9. Denial Code: CARC 125

Description: Submission/Billing Errors

Denial code 125 points to problems with how a claim was billed, rather than missing data. In radiology, this often includes things like using the wrong procedure code, incorrect modifier placement, mismatched diagnosis links, or errors in the place of service. Because radiology coding involves detailed distinctions between different imaging methods, even small mistakes can lead to a denial. The level of precision required in selecting the correct codes makes these types of errors fairly common in the field.

Prevention:

  • Implement complete claim scrubbing before submission
  • Create specialty-specific coding guidelines for radiology services
  • Train billing staff on common radiology coding pitfalls
  • Regularly update charge masters to reflect current coding requirements
  • Implement quality control processes focused on technical claim elements
  • Consider specialized radiology coding education for billing staff

10. Denial Code: CARC 22

Description: Coordination of Benefits Issues

COB denials happen when there’s uncertainty about which insurance plan should be billed first for a patient who has more than one type of coverage.

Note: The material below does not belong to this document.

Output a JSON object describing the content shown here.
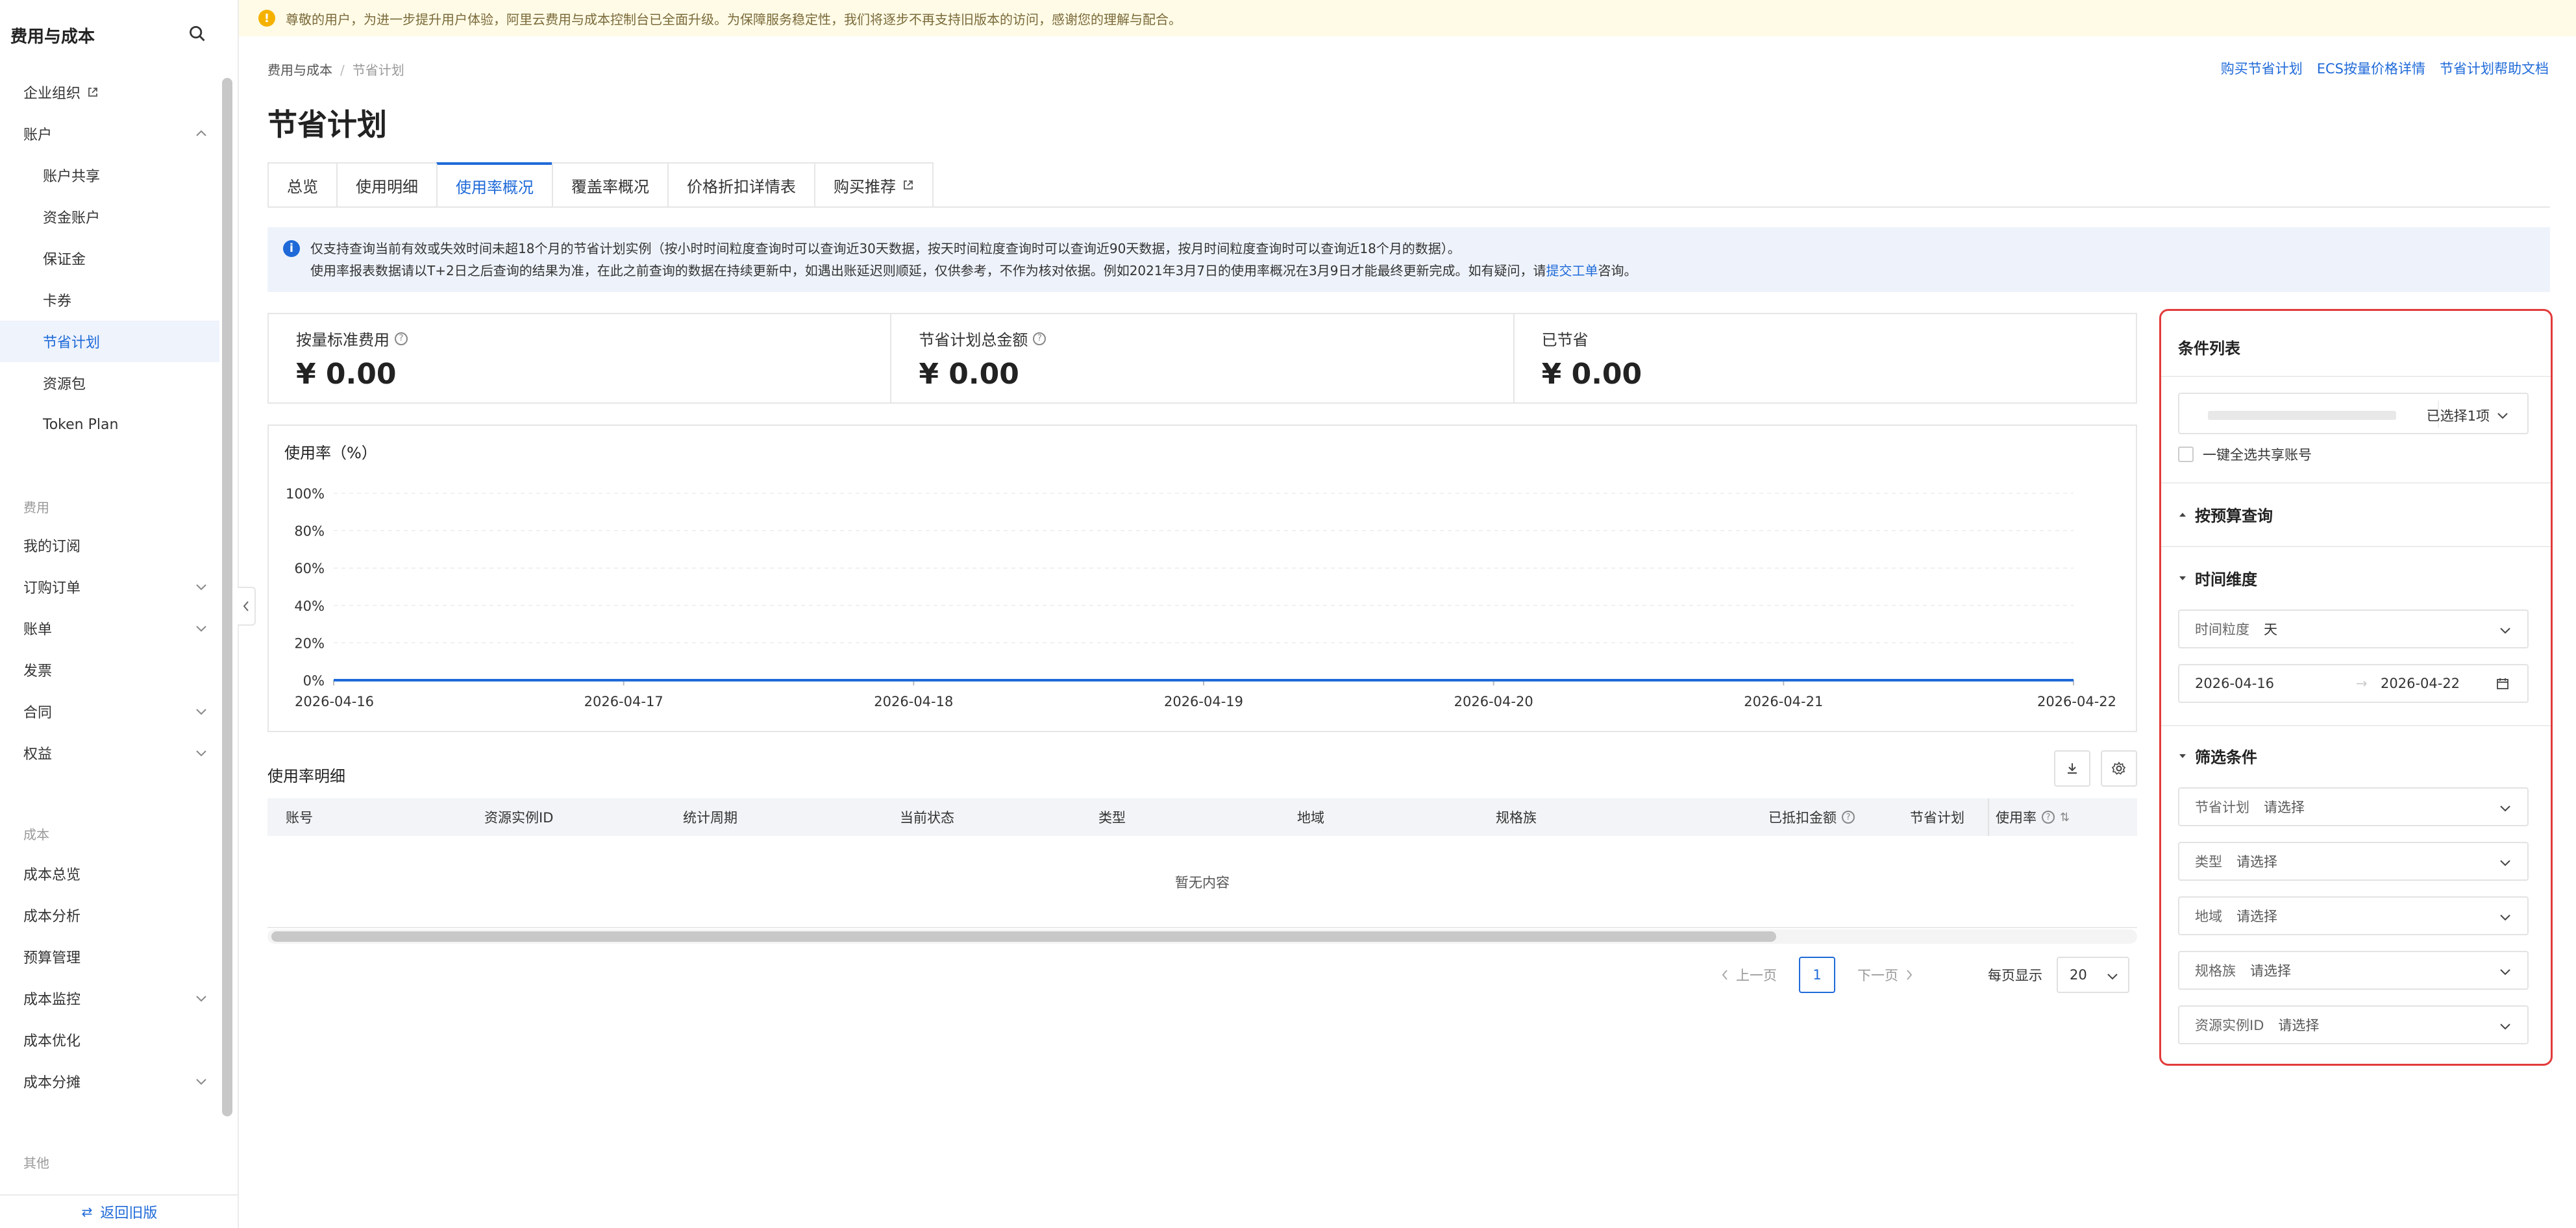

For radiology practices especially outpatient centers that don’t always interact directly with patients it can be difficult to gather complete insurance details upfront. These denials are often seen in cases involving both Medicare and a secondary private plan, workers’ compensation claims, or imaging related to auto accidents where other types of coverage may apply.

Prevention:

  • Implement thorough insurance verification processes that identify all potential coverage sources
  • Train registration staff to ask specific questions about secondary insurance
  • Verify primary vs. secondary insurance status during scheduling
  • Capture images of all insurance cards (front and back)
  • Create a dedicated process for handling patients with dual coverage
  • Train staff on COB rules for specific scenarios (Medicare Secondary Payer, etc.)

Conclusion

Managing claim denials effectively is essential for the financial health of any radiology practice. With the complexity of imaging services and billing requirements, a thoughtful approach that begins before the patient is even scanned can make a significant difference. Focusing on accurate information collection, consistent coding practices, and timely follow-up helps reduce errors and avoid delays in payment. Regularly reviewing denial trends and staying updated on payer policies allows practices to adapt quickly. By making denial prevention a regular part of operations, radiology groups can reduce financial strain and stay focused on delivering high-quality imaging care.